Depuis 1893 et 1894, années où ont été mises en service les lignes des chemins de fer départementaux de Brest à Ploudalmézeau et à Lannilis, on ne prend plus guère les diligences qui partaient chaque jour de l'hôtel de la Boule d'Or, au n° 24 de la rue d'Algésiras.

 

Et, depuis l'été dernier, le train va jusqu'à Portsall, l'excursion favorite des familles brestoises.

Le premier départ est à 6 h. 45 du matin, le second à 9 h. 45 ;

l'aller et retour coûte 3 fr. 50.

Presque tout le monde prend le premier convoi, pour passer une journée complète dans ce coin délicieux, à la recherche du grand air et des souffles impétueux du large.

 

Le petit train, espérons qu'on ne tardera pas à le revoir — était bien sympathique.

On se casait, suivant ses goûts :

à l'air, sur la plate-forme, ou à l'abri, à l'intérieur.

 

Il marchait doucement et prudemment, le petit train, et ne manquait jamais de signaler son passage, aux croisées des chemins.

Il prenait parfois quelque retard aux stations, quand une voiture devait rester en gare ou être remorquée, ou encore, quand le conducteur faisait un brin de causette avec l'accorte « cheffesse » de gare.

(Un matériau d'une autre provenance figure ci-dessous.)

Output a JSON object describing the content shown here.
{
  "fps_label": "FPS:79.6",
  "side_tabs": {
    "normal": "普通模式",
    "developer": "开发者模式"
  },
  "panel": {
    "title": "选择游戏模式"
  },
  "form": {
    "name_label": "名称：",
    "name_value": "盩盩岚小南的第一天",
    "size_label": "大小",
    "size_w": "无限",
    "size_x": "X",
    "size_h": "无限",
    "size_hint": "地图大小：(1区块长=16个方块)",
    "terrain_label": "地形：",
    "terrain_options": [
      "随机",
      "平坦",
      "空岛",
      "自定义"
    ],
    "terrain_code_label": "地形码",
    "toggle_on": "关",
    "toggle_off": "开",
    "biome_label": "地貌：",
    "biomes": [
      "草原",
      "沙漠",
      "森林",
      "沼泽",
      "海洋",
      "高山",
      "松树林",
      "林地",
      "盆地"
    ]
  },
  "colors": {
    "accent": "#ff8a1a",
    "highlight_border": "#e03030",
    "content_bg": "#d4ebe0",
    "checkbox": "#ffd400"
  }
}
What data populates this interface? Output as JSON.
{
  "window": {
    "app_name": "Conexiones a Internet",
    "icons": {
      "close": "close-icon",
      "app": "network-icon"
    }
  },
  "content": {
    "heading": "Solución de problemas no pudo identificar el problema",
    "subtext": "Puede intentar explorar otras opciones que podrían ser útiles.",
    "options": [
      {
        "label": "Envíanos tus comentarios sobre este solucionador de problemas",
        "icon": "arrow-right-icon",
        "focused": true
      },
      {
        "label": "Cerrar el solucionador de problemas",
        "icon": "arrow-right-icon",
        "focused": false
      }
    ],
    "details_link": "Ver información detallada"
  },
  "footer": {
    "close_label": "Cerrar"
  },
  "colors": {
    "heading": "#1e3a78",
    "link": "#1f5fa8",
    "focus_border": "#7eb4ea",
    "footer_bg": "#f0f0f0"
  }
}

Mais un petit coup de trompette du chef de train, un jet de vapeur de la locomotive et le petit train s'en allait, soufflant dur dans les montées, s'emballant dans les descentes, pour toujours arriver à l'heure au terminus.

 

Dernier arrêt à « Ploudal », où tout un essaim de jeunes filles, en costumes de plage, est venu voir passer le train ou recevoir des amis.

Quelques foulées et c'est Portsall, où l'on est accueilli par la foule des estivants.

 

Portsall ne possède alors que deux ou trois villas modernes et l'excellent « Hôtel de Bretagne » où l'on prend pension pour 4 à 5 francs par jour.

 

On trouve, dans ce pays rêvé, loin du luxe criard des plages mondaines, deux chambres garnies à 25 francs par mois.

Partout c'est l’humble maison de pêcheur, au toit bas et aux étroites fenêtres.

 

Chaque famille s'en va choisir sa petite plage, au milieu des anses rocheuses et des écueils, avec ses brises vivifiantes et ses senteurs de varech.

 

Et le soir, quand on reprend le petit train, papas et mamans ont fait une provision de santé et il y a du rose sur les joues des enfants pâles.

 

Comment, à propos des promenades et excursions, ne pas évoquer le souvenir des voitures et des premières automobiles, en cette année 1900 ?

 

Brest compte sept loueurs de voitures.

Les principales entreprises sont celles de :

MM. Tartelin, 13, rue de la Mairie ;

Paul Jacq, 35, rue du Château et Holley, 6, rue de Siam.

 

Avant l'établissement des tramways, il y avait de 30 à 40 chevaux dans les écuries et les remises contenaient un grand nombre de fiacres, coupés, landaus, breaks, calèches et omnibus.

 

Le prix de la course en ville est de 1 fr. 25 pour fiacre et coupé ;

2 francs pour landau.

À l'heure, on paie 1 fr. 75 pour coupé et 2 francs pour calèche ou landau.

 

Les voitures sont en stationnement de 7 à 9 heures du soir et un service est assuré à la sortie du théâtre, les soirs de représentation.

 

À cette époque, Paul Jacq avait fière allure quand, en redingote et huit reflets, le fouet à mèche anglaise tenu haut, il conduisait le landau de cérémonie réservé aux autorités.

 

La bicyclette est très en honneur.

On roule sur caoutchoucs pleins ou sur pneumatiques.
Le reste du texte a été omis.